The producer will have to identify what specific potential hazards are relevant, whom they may affect, how serious the risk is and what procedures might be implemented to protect against such risk. If necessary, specialist advice must be obtained at this stage so that a well-informed assessment is made of how to run the production.
Key to such planning is ensuring that the project in question has been sufficiently funded and that the money has been allocated to the right resources. Filming in extreme weather conditions will, for example, require more robust equipment and more stringent safety checks than a studio shoot. Shooting in certain locations will require emphasis on security and crowd control; and where children or animals are involved, someone should be appointed to assume responsibility for their welfare and ensure that the location is even more secure than normal.

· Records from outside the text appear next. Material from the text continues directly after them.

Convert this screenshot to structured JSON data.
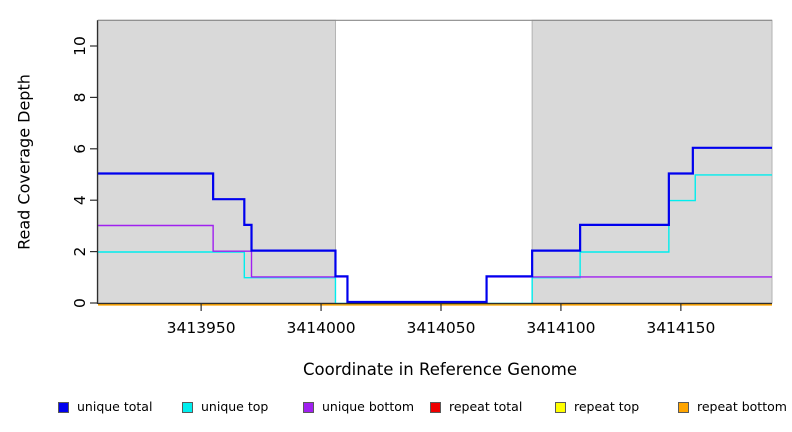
{
  "figure": {
    "xlabel": "Coordinate in Reference Genome",
    "ylabel": "Read Coverage Depth"
  },
  "chart_data": {
    "type": "line",
    "subtype": "step",
    "title": "",
    "xlabel": "Coordinate in Reference Genome",
    "ylabel": "Read Coverage Depth",
    "xlim": [
      3413907,
      3414188
    ],
    "ylim": [
      0,
      11
    ],
    "x_ticks": [
      3413950,
      3414000,
      3414050,
      3414100,
      3414150
    ],
    "y_ticks": [
      0,
      2,
      4,
      6,
      8,
      10
    ],
    "grid": false,
    "legend_position": "bottom",
    "shade_color": "#d9d9d9",
    "shade_border_color": "#b2b2b2",
    "top_border_color": "#8a8a8a",
    "axis_color": "#2e2e2e",
    "shaded_regions": [
      {
        "name": "masked-region-left",
        "x0": 3413907,
        "x1": 3414006
      },
      {
        "name": "masked-region-right",
        "x0": 3414088,
        "x1": 3414188
      }
    ],
    "series": [
      {
        "name": "unique total",
        "color": "#0000EE",
        "width": 2.2,
        "steps": [
          [
            3413907,
            5
          ],
          [
            3413955,
            4
          ],
          [
            3413968,
            3
          ],
          [
            3413971,
            2
          ],
          [
            3414006,
            1
          ],
          [
            3414011,
            0
          ],
          [
            3414069,
            1
          ],
          [
            3414088,
            2
          ],
          [
            3414108,
            3
          ],
          [
            3414145,
            5
          ],
          [
            3414155,
            6
          ]
        ]
      },
      {
        "name": "unique top",
        "color": "#00EEEE",
        "width": 1.4,
        "steps": [
          [
            3413907,
            2
          ],
          [
            3413968,
            1
          ],
          [
            3414006,
            0
          ],
          [
            3414088,
            1
          ],
          [
            3414108,
            2
          ],
          [
            3414145,
            4
          ],
          [
            3414156,
            5
          ]
        ]
      },
      {
        "name": "unique bottom",
        "color": "#A020F0",
        "width": 1.4,
        "steps": [
          [
            3413907,
            3
          ],
          [
            3413955,
            2
          ],
          [
            3413971,
            1
          ],
          [
            3414011,
            0
          ],
          [
            3414069,
            1
          ]
        ]
      },
      {
        "name": "repeat total",
        "color": "#EE0000",
        "width": 1.4,
        "steps": [
          [
            3413907,
            0
          ]
        ]
      },
      {
        "name": "repeat top",
        "color": "#FFFF00",
        "width": 1.4,
        "steps": [
          [
            3413907,
            0
          ]
        ]
      },
      {
        "name": "repeat bottom",
        "color": "#FFA500",
        "width": 2.0,
        "steps": [
          [
            3413907,
            0
          ]
        ]
      }
    ]
  }
}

Specific attention should also be paid to filming in hazardous areas or circumstances such as filming on moving vehicles or beside traffic, on or near water and at heights. This may require special training and safety procedures as well. Similarly, it is important to ensure that those involved in the shoot have the requisite knowledge and experience to carry out the work safely.
Once the risks are identified, there are many precautionary steps a producer can take to reduce the risk of misfortune. Procedures of safe working practices should be drawn up and communicated to the relevant personnel and staff should be appointed to implement them.
Other arrangements such as the appointment of the crew members, hiring equipment and obtaining permission to shoot in locations should address where the duty of care of the producer stops and where the obligations of those other parties to contribute to safety on the production begins.
When matters are agreed verbally on a handshake basis, they only deal with the basics of the parties' agreement. Areas such as warranties of quality and obligations to work safely are not covered, yet these peripheral matters may determine the success of a project or even the future of a company.
The key to addressing the issue of risk management in employment contracts or agreements with contractors is to inform the other party of the risks involved and the applicable safety procedures, and allocate responsibility for looking after themselves and their fellow crew members to a substantial degree.
While it may be the producer's job to anticipate and manage risk, a minimum of common sense and safety consciousness should be demanded of all involved in the filming. A well-drafted contract will prevent the producer from being held liable for the mistakes of others. In particular, the crew members should be obliged to learn and abide by the health and safety procedures prescribed by the producer.
These requirements must be made part of the specifications of the services they provide in order to be paid. This will also have the effect of protecting the producer against claims by crew members if they did not follow procedure.
Longer-term measures may require mandatory training for personnel to further protect the company and strengthen the individuals' competence in this area. For example, a contract engaging a lighting technician should place emphasis on that person's responsibility for checking that his equipment is in good order and that it is set up safely.
It is all very well for the producer to take preliminary precautions but if the lights have exposed wires or are lying in water, it is not unreasonable to point a finger at the person who was negligent in creating that dangerous situation. The contract must clearly state where the producer's duty of care stops and where the crew members assume their own obligations.
Similarly, the providers of equipment must also be bound to take responsibility for faults in the form of warranties and indemnities; likewise, the owners of premises should be bound to give representations as to the site safety as part of their fee.
The producer should be able to assume that the equipment or premises meet a certain standard. This should be agreed to in writing as the responsibility of the supplier in question. It is, however, not always open to the producer to place responsibility upon the individual: in the case of concerts and live music performances, the promoter typically assumes responsibility for the safety and welfare of the performing artists.
One further method of managing the risk factor is to take out an insurance policy, but the producer's responsibility should not end with paying the premium.
With any insurance policy, there are limitations to the cover provided: not only will it limit the various causes of loss or injury that can be recovered, but it should be borne in mind that insurance companies take time to process claims and pay out, which will delay production and probably jeopardise the entire project even if much of the losses are eventually recovered.
Prevention of health and safety problems on productions is definitely more cost-effective than a cure.